Um lugar onde não existe sinal de trânsito, nem Correios, nem posto de gasolina, nem agência bancária pode ser um bairro. Nenhum livro escolar de Geografia definiria assim o bairro em que vivi, e muito menos saberia avaliar o que se perde quando não se vive ali. Santa Teresa não faz muito sentido para os cariocas. Quase ninguém passa pelo bairro, a menos que esteja a turismo, ou à procura do caminho para o Corcovado, ou então perdido. Muitos motoristas já pararam seus carros ao meu lado e me perguntaram para que lado fica o Silvestre, como se faz para chegar à Vista Chinesa, qual o caminho para o Largo do Guimarães. E sempre me pareceu muito fácil chegar a esses lugares, pois o bairro é quase todo formado ao longo de uma só rua comprida. Basta seguir reto, para cima ou para baixo. Quando eu dizia aos meus colegas de colégio que morava em Santa Teresa, eles quase me perguntavam como era viver fora da cidade, o que era um bonde, e talvez não se sentissem estimulados a me convidar, dada a distância, para uma festa em Copacabana ou Ipanema. Viver no bairro era sentir um grande isolamento, um alheamento das pessoas que conhecia.

Em Santa Teresa, a melhor forma de saber onde está o resto da cidade é olhar pela janela. Lá em casa, meu pai me chamou um dia para contemplar, junto com ele, a paisagem do Rio de Janeiro. Quase toda a Zona Norte da cidade, do Morro do Andaraí até a Ponte Rio-Niterói, incluindo o Estádio do Maracanã, passa através da janela da minha casa – e passa de uma só vez. Diante de toda aquela gravura de casas, de carros, de fumaças, da Igreja da Penha e da Serra do Mar, de lugares cujos nomes só saberia bem mais tarde, meu pai me ensinava a contemplar. E, para ele, era importante ver na cidade uma ideia social. Ele me dizia: “Essa paisagem é boa, porque podemos olhar os carros correndo nas ruas, as pessoas andando a pé, tudo ao mesmo tempo.
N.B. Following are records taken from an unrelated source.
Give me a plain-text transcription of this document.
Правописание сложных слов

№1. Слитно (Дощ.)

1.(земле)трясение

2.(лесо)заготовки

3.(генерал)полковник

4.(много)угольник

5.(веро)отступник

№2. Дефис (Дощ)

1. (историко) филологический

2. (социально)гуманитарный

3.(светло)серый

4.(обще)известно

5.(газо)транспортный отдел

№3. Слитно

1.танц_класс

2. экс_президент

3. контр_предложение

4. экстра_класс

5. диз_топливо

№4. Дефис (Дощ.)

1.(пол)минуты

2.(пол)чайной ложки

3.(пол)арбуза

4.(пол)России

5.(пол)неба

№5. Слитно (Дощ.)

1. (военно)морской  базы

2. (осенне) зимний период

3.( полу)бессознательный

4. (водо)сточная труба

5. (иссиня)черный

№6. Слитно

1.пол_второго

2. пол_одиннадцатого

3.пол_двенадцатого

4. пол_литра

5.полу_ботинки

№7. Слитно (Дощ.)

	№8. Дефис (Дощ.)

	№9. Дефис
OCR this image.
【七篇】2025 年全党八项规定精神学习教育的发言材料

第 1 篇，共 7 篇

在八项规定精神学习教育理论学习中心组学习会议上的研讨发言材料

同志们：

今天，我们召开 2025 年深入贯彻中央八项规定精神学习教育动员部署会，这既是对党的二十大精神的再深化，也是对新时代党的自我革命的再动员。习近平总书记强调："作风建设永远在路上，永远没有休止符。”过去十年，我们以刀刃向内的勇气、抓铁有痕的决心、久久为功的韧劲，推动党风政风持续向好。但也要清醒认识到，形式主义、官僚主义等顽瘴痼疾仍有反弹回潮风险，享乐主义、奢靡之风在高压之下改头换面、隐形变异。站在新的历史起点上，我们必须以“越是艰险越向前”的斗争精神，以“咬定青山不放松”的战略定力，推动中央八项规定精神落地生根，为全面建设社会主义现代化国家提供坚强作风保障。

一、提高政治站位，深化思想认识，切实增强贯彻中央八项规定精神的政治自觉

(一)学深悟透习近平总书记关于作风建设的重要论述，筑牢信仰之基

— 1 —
Nós nunca estamos sozinhos, mesmo quando estamos aqui no alto: há sempre alguém trabalhando”. Não sei bem se a ideia de meu pai era a de transformar a contemplação em comício ou de, simplesmente, me transmitir a poderosa sensação de viver naquele bairro de onde se via quase todo o funcionamento da cidade, lá embaixo. Santa Teresa é praticamente uma janela. Viver no bairro é fácil, assim como ver do bairro. Quando vou a alguma livraria em busca de estampas antigas, costumo encontrar “O Aqueduto da Carioca Visto da Ladeira de Santa Teresa”, como desenhou Rugendas, “Vista da Cidade Tirada do Convento de Santa Teresa”, do Barão de Planitz, ou qualquer outra imagem a indicar um bairro ideal para posicionar o cavalete.

O tempo vai passando e eu começo a perceber que em Santa Teresa se leva uma vida que modifica o corpo de maneira especial. Ver é uma delas. A outra é andar. O quanto pode um bairro fazer parte do corpo de uma pessoa?